A teenager is cast in the Mercury Theatre production of "Julius Caesar" directed by a young Orson Welles in 1937.
Set in 1937, Me and Orson Welles stars Zac Efron as hapless teenage fame-seeker Richard Samuels, who is cast in the Mercury Theatre production of Julius Caesar directed by Orson Welles. Richard negotiates the highs and lows of working with Welles and predictably falls for the beautiful Sonja Jones (Claire Danes) the ambitious theatre manager, who seems to welcome his tentative advances. As Richard becomes more embroiled with the production, and neglects his schooling for his big shot at acting, he comes to realise that his new lifestyle may not be all it seems.

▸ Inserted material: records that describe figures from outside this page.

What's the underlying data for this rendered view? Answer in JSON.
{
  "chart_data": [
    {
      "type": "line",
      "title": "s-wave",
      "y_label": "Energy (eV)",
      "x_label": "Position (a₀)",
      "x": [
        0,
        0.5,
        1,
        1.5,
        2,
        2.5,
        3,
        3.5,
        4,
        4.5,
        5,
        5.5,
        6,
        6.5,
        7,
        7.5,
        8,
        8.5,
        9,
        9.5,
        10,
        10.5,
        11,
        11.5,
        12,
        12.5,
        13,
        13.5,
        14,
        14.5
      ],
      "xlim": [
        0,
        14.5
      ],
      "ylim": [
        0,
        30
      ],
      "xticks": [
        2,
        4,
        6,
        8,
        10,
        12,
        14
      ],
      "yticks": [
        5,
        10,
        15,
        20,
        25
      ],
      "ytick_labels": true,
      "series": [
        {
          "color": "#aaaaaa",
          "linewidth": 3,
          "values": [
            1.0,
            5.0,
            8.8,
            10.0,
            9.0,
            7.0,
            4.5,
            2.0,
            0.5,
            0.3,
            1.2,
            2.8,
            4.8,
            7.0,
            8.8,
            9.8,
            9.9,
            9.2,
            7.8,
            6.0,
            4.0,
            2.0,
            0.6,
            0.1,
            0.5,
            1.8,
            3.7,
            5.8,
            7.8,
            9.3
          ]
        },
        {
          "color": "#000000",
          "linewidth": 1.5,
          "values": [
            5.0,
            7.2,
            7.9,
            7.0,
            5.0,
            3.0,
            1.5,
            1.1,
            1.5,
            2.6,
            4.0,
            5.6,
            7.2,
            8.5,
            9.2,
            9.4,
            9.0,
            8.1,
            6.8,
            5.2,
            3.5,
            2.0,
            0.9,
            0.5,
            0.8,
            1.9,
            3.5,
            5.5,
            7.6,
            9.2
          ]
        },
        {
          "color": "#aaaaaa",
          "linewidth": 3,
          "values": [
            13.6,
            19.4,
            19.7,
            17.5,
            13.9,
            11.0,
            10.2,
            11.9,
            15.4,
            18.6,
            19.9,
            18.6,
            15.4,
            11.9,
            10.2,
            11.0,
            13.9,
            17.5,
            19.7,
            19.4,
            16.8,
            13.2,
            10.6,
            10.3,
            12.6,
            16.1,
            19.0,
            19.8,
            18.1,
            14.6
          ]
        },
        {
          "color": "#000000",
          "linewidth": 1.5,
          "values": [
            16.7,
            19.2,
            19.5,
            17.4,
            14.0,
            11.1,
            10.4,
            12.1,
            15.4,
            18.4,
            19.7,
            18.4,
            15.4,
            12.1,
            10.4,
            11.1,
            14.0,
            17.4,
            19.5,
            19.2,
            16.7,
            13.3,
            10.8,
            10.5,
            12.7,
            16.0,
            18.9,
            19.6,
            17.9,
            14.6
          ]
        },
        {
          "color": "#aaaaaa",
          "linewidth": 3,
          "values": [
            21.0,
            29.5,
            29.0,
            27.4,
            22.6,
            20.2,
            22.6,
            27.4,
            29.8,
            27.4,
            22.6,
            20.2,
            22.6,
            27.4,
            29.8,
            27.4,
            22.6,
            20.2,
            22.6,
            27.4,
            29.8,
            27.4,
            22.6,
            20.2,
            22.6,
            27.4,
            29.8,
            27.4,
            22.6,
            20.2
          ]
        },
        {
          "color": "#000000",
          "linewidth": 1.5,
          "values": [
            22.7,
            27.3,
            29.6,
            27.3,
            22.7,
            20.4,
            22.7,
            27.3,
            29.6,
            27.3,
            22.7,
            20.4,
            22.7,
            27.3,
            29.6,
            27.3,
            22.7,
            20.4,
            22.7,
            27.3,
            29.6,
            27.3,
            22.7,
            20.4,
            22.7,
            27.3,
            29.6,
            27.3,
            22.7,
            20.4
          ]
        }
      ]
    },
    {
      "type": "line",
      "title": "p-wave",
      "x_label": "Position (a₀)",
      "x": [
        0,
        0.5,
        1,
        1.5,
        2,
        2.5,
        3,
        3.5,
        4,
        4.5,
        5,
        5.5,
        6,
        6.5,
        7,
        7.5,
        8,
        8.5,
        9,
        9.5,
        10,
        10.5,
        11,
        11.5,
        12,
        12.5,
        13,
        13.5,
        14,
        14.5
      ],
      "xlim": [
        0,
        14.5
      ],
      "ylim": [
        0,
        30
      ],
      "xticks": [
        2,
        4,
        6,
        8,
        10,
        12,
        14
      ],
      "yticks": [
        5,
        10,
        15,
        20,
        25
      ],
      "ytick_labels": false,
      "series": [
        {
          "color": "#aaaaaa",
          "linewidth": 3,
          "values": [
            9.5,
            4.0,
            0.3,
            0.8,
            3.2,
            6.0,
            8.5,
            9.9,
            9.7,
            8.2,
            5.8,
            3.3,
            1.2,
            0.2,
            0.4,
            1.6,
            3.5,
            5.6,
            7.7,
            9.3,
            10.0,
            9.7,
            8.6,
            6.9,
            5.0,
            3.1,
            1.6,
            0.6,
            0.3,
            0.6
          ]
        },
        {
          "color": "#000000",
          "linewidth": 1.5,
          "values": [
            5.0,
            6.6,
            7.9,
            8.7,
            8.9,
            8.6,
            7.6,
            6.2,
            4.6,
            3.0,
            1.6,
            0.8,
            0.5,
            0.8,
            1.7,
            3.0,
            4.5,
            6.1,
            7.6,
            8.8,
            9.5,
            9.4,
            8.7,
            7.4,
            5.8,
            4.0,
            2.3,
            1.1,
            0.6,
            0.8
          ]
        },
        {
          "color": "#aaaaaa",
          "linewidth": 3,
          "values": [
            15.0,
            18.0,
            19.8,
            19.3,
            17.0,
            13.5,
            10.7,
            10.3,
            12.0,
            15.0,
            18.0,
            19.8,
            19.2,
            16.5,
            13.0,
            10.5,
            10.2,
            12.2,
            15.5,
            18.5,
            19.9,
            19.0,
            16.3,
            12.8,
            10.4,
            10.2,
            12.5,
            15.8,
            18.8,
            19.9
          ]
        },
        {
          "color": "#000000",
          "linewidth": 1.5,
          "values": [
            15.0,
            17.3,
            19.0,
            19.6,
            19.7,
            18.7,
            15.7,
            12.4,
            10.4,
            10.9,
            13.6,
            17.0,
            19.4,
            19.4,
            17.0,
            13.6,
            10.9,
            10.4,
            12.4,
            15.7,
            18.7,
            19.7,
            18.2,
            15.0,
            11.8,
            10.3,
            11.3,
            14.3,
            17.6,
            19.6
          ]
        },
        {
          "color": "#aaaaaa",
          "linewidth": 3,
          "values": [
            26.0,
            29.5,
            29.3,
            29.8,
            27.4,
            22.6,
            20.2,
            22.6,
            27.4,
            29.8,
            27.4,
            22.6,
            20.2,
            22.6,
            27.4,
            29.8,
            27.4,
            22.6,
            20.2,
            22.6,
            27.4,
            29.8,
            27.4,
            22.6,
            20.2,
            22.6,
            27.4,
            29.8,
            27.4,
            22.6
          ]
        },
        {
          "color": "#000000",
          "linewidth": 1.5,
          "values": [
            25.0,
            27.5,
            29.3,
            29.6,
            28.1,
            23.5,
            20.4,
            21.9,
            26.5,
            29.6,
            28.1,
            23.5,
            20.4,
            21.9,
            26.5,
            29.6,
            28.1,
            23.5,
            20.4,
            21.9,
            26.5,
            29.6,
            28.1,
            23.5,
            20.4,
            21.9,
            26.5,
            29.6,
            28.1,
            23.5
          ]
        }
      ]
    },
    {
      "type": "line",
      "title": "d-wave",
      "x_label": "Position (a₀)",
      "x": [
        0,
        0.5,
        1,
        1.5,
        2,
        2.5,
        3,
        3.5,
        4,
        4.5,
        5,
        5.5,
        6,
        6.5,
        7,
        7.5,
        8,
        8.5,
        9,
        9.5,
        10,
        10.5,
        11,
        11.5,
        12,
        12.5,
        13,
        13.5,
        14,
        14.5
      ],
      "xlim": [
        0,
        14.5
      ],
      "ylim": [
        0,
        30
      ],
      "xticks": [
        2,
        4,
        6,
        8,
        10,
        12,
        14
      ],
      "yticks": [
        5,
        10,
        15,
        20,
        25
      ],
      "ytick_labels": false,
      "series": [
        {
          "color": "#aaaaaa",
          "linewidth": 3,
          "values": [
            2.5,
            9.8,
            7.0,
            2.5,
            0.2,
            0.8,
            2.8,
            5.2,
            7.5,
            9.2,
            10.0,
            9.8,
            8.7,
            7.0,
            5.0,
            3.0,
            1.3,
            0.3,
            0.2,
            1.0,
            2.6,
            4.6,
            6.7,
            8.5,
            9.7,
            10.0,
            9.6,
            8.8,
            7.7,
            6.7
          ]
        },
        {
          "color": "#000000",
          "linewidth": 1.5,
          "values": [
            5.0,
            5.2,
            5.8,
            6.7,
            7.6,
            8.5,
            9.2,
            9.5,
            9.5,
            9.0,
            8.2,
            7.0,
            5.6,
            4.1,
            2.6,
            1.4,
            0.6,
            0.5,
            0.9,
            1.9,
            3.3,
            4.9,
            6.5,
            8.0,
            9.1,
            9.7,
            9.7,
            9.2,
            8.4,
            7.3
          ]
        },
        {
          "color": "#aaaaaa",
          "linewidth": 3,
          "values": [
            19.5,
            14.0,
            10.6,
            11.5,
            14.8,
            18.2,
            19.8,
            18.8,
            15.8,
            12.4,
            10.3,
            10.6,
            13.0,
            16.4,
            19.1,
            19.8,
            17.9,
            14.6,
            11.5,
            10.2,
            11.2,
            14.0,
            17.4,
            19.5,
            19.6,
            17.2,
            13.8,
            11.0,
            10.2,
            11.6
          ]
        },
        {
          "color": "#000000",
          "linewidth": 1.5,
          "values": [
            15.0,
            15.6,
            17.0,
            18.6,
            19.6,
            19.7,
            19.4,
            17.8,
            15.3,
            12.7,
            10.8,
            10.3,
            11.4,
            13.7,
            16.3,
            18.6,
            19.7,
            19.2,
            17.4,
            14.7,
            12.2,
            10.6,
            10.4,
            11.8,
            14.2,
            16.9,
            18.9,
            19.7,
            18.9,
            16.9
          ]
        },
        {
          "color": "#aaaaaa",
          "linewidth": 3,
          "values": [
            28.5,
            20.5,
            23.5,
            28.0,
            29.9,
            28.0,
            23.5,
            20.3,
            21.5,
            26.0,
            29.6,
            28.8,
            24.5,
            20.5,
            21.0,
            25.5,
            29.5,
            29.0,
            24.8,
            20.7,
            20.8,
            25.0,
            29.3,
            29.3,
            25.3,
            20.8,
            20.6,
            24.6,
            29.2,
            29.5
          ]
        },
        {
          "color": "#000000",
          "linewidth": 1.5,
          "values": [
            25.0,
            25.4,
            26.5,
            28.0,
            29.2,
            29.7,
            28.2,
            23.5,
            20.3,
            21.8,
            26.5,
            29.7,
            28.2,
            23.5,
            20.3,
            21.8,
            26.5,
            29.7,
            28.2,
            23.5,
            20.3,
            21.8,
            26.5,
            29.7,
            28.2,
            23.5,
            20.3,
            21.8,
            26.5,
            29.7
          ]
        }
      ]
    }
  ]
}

“When you’re doing a film called Me and Orson Welles, you’d better find your Orson Welles” jokes director Richard Linklater. It may seem an obvious point to make but, Christian McKay, a newcomer to the big screen, channels the egotistical genius of Welles in a way that is crucial to the crux of the story. His vocal nuances are wonderfully accurate, and his physical resemblance to the young Welles helps a great deal to solidify the strength of his performance. You can understand Linklater when he says, “I felt the film gods were smiling on us when we found Christian.”
The only danger is that McKay tends to dominate when he is on-screen, with the danger that he outshines other actors in his scenes, as Welles would have done in real life. There is a real sense that McKay relishes in his role, able to hide behind such a fantastically dynamic alter ego, and in doing so, embodies a genuine and heartfelt portrayal.
However, equally important as the “Me” of the title, Efron holds his own in the film, dispelling any doubt that he can competently perform outside of his familiar all-singing, all-dancing territory. At times it can feel like the film is acting as a showcase for Efron, and goes too far in trying to prove a point. While not spectacular, he embodies the youthful cockiness of a young man picked out of a mundane life to work within the hubbub of a theatre troupe, and is endearingly vulnerable in the moments where Richard finds himself down on his luck.
The interaction between Richard and Sonja is well played, although Danes’ Sonja lacks any empathetic qualities, which dampens an otherwise astute performance. Her forthright attitude towards her ambitious plans to climb the career ladder gloss over the way she is treated by the powerful men in the film and, although she appears in control of her situation, she is a sorry character if not a sympathetic one.
The real strength of the film is its ability to replicate what it may have been like to work around Welles in the theatre, to bathe in the light of his praise or feel the sting of his casual dismissal, which is conveyed brilliantly throughout. While the dialogue is engaging and witty, it feels like Me and Orson Welles thinks it is cleverer than it really is. Although the film is charming with many tender moments between the characters, it doesn’t quite carry an emotional resonance to the extent that it should. The scenes that frame the film, Richard’s chance encounters with aspiring writer Gretta Adler (Zoe Kazan) showcase some delicately powerful acting, but are too clumsily placed in the narrative and so come off as insincere.
As Welles himself once said, “If you want a happy ending, that depends, of course, on where you stop your story” and, indeed, we are never quite sure what Richard really learns from his experience with Welles, if anything at all, although the resolution of the film is optimistic it feels a little empty.